Translate equations to R
by Damir Cavar (March 2010)
In this section we will take a look at how to translate some typical equation into R. Let us start with the formula for variance:
The LaTeX code for the equation is: S^2_{N-1}=\frac{1}{N-1}\sum_{i=1}^N{(x_i - \bar{x})^2}
What this formula says is the following:
a. Given a vector of values (some experimental results or measures) of length N, for example:
x <- c(1, 2, 4, 5, 6, 8, 9)
In this case, x is of length 7, that is N = 7, which can be verified by using the following function in R:
length(x)
b. for each value, from the beginning (index position i = 1), to the last element (index position i = N = 7),
subtract the arithmetic mean of the distribution from this value, and square the result:
The arithmetic mean of the distribution can be calculated using:
mean(x)
The subtraction and squaring can be calculated as:
(x - mean(x))^2
The resulting vector for x as defined above should look like:
16 9 1 0 1 9 16
c. sum up all the resulting values, and divide the result by (N - 1).
Summing up the values in a list can be achieved by using the function sum():
sum(x)
The output for x as defined above should be:
35
To complete our calculation using steps a. and b., the formula so far should be translated as:
sum( (x - mean(x))^2 )
The output of this calculation for the defined x should be:
52
The final step is to divide this part of the calculation result by N, which is the length of x reduced by 1:
sum( (x - mean(x))^2 ) / (length(x) - 1)
The resulting value:
8.666667
is the variance of the measures in x, as defined above.
We can define this calculation as a function, and store it in some external file for reuse.

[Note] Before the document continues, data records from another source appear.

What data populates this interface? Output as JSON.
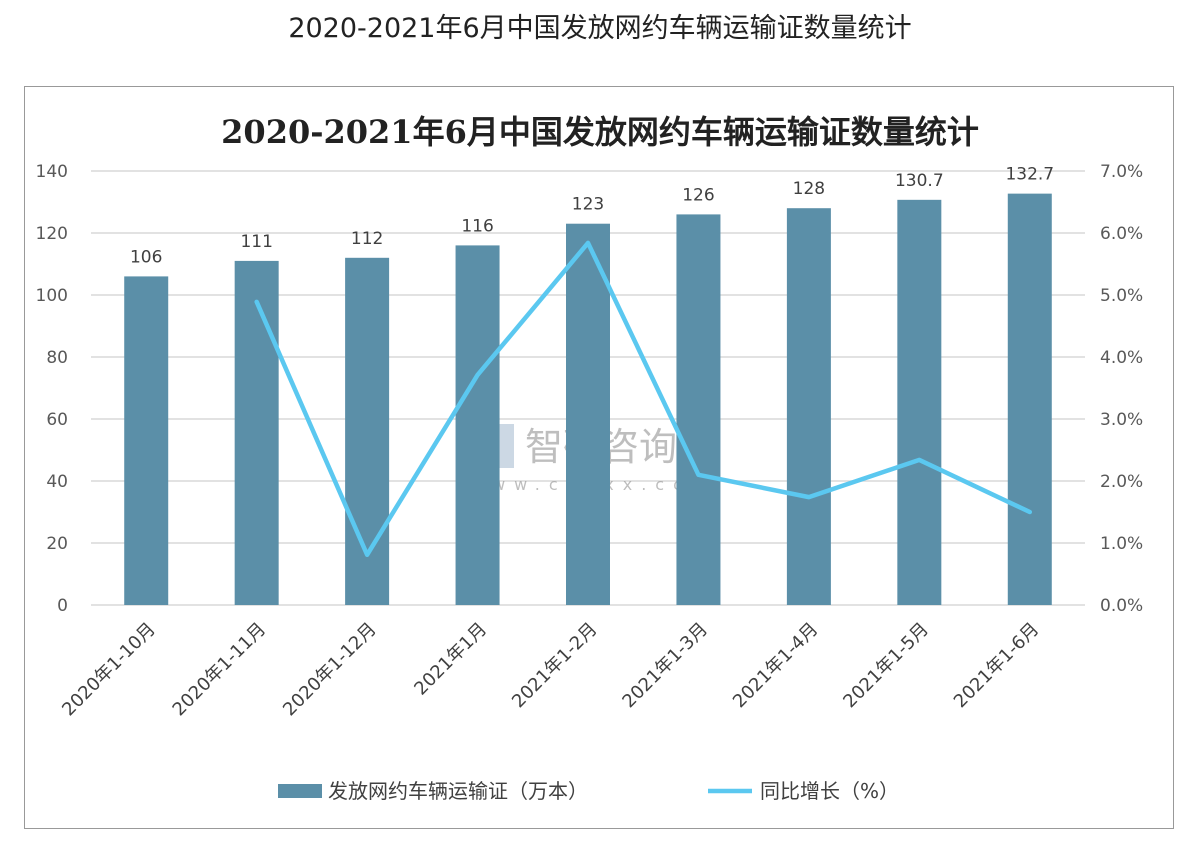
{
  "page_title": "2020-2021年6月中国发放网约车辆运输证数量统计",
  "watermark": {
    "brand": "智研咨询",
    "url": "www.chyxx.com"
  },
  "chart_data": {
    "type": "bar+line",
    "title": "2020-2021年6月中国发放网约车辆运输证数量统计",
    "categories": [
      "2020年1-10月",
      "2020年1-11月",
      "2020年1-12月",
      "2021年1月",
      "2021年1-2月",
      "2021年1-3月",
      "2021年1-4月",
      "2021年1-5月",
      "2021年1-6月"
    ],
    "series": [
      {
        "name": "发放网约车辆运输证（万本）",
        "type": "bar",
        "axis": "left",
        "color": "#5b8fa8",
        "values": [
          106,
          111,
          112,
          116,
          123,
          126,
          128,
          130.7,
          132.7
        ],
        "labels": [
          "106",
          "111",
          "112",
          "116",
          "123",
          "126",
          "128",
          "130.7",
          "132.7"
        ]
      },
      {
        "name": "同比增长（%）",
        "type": "line",
        "axis": "right",
        "color": "#5bc8f0",
        "values": [
          null,
          4.89,
          0.81,
          3.71,
          5.84,
          2.1,
          1.74,
          2.34,
          1.5
        ]
      }
    ],
    "y_left": {
      "min": 0,
      "max": 140,
      "ticks": [
        "0",
        "20",
        "40",
        "60",
        "80",
        "100",
        "120",
        "140"
      ]
    },
    "y_right": {
      "min": 0,
      "max": 7,
      "ticks": [
        "0.0%",
        "1.0%",
        "2.0%",
        "3.0%",
        "4.0%",
        "5.0%",
        "6.0%",
        "7.0%"
      ]
    },
    "grid": true,
    "legend": "bottom"
  }
}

A function can be defined in the following way:
s2variance <- function (x) { sum( (x - mean(x))^2 ) / (length(x) - 1) }
s2variance is now defined as a function that takes one parameter, i.e. a vector of values, measures or results. The returned value is the variance of the distribution, as explained above. For example:
s2variance( c(3, 5, 1, 1, 2, 1, 0, 4) )
should return the value:
2.982143
In fact, R comes with a predefined function for variance calculation, as explained in the previous section (the function var), such that:
var( c(3, 5, 1, 1, 2, 1, 0, 4) )
should return the same value as our own function definition above, i.e.:
2.982143
A variation of this equation is the variance of a population:
The LaTeX code for this equation is: S^2_N=\frac{1}{N}\sum_{i=1}^N{(x_i - \bar{x})^2}
The only difference is that in this function we do not divide by the length of x minus 1, but just by the length of x, as in the following R code:
sum( (x - mean(x))^2 ) / length(x)
Let us consider now the equation for the Standard deviation:
The LaTeX code for this equation is: \sigma = \sqrt{ \frac{1}{N} \sum_{i=1}^N{ (x_i - \bar{x})^2 }}
This equation is just the square root of the population variance. The corresponding R code is:
sqrt( sum( (x - mean(x))^2 ) / length(x) )

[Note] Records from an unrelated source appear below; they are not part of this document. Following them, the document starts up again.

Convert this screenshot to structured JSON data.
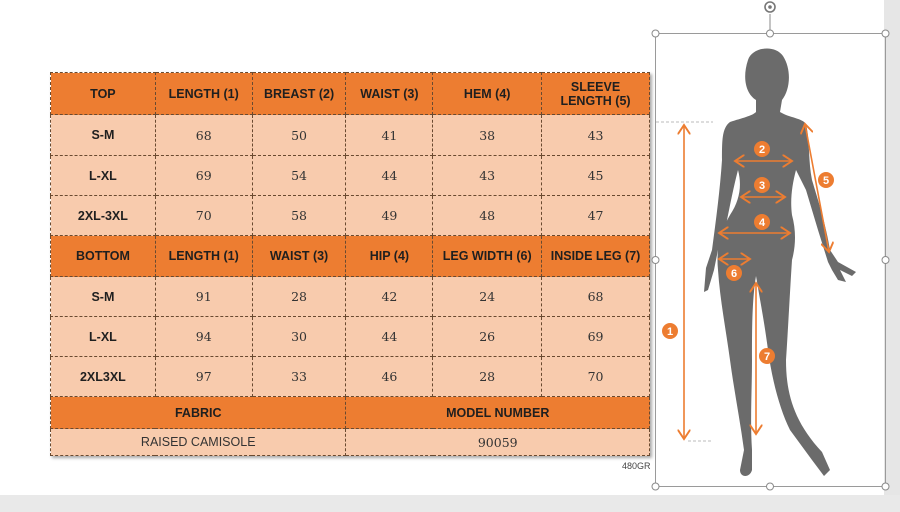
{
  "table": {
    "top_header": [
      "TOP",
      "LENGTH (1)",
      "BREAST (2)",
      "WAIST (3)",
      "HEM (4)",
      "SLEEVE LENGTH (5)"
    ],
    "top_rows": [
      [
        "S-M",
        "68",
        "50",
        "41",
        "38",
        "43"
      ],
      [
        "L-XL",
        "69",
        "54",
        "44",
        "43",
        "45"
      ],
      [
        "2XL-3XL",
        "70",
        "58",
        "49",
        "48",
        "47"
      ]
    ],
    "bottom_header": [
      "BOTTOM",
      "LENGTH (1)",
      "WAIST (3)",
      "HIP (4)",
      "LEG WIDTH (6)",
      "INSIDE LEG (7)"
    ],
    "bottom_rows": [
      [
        "S-M",
        "91",
        "28",
        "42",
        "24",
        "68"
      ],
      [
        "L-XL",
        "94",
        "30",
        "44",
        "26",
        "69"
      ],
      [
        "2XL3XL",
        "97",
        "33",
        "46",
        "28",
        "70"
      ]
    ],
    "fabric_label": "FABRIC",
    "model_label": "MODEL NUMBER",
    "fabric_value": "RAISED CAMISOLE",
    "model_value": "90059"
  },
  "caption": "480GR",
  "figure": {
    "markers": [
      "1",
      "2",
      "3",
      "4",
      "5",
      "6",
      "7"
    ],
    "accent_color": "#ed7d31",
    "silhouette_color": "#6b6b6b"
  }
}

To declare this code as a function for storage and reuse, just wrap it in a function declaration as:
sdd <- function (x) { sqrt( sum( (x - mean(x))^2 ) / length(x) ) }
and use it as follows:
sdd(x)
which should return:
2.725541
Let us consider a random variable X, represented here as a vector with probabilities:
x <- c(0.1, 0.3, 0.15, 0.25, 0.01, 0.08, 0.01, 0.06, 0.04)

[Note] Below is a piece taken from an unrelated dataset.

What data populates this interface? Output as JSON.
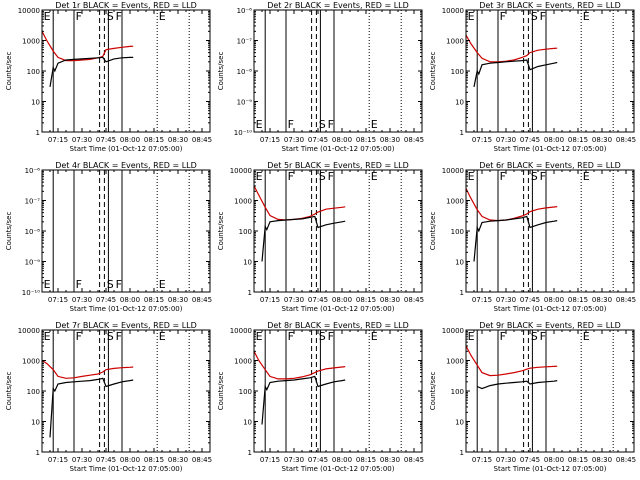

The vector x in this case is a complete list of event probabilities, such that the sum of all probabilities in x is equal to 1, as can be verified with the following R code:
sum(x)
Now, the (Shannon) entropy H(x) is defined as:
The LaTeX code for this equation is: H(X) = -\sum_{i=1}^n{p(x_i)log_b p(x_i)}
The equation says that all probabilities of events for the random variable X have to be multiplied with the logarithm of them, summarized and multiplied by -1. We use here the logarithm to the base of 2, which is in R:
log2(x)
Thus, given that the vector x contains probabilities, the multiplication of each single probability with the log to the base of two of it, is in R:
x * log2(x)
For x as defined above, the resulting list should look like:
-0.33219281 -0.52108968 -0.41054484 -0.50000000 -0.06643856 -0.29150850 -0.06643856 -0.24353362 -0.18575425
Summing up the values in the resulting list can be achieved by the function sum:
sum(x * log2(x))
and the absolute value of this summation is returned by multiplying with -1:
-sum(x * log2(x))
By the way, the initial sum is always negative, because the log of a probability is always negative, given that a probability is between 0 and 1.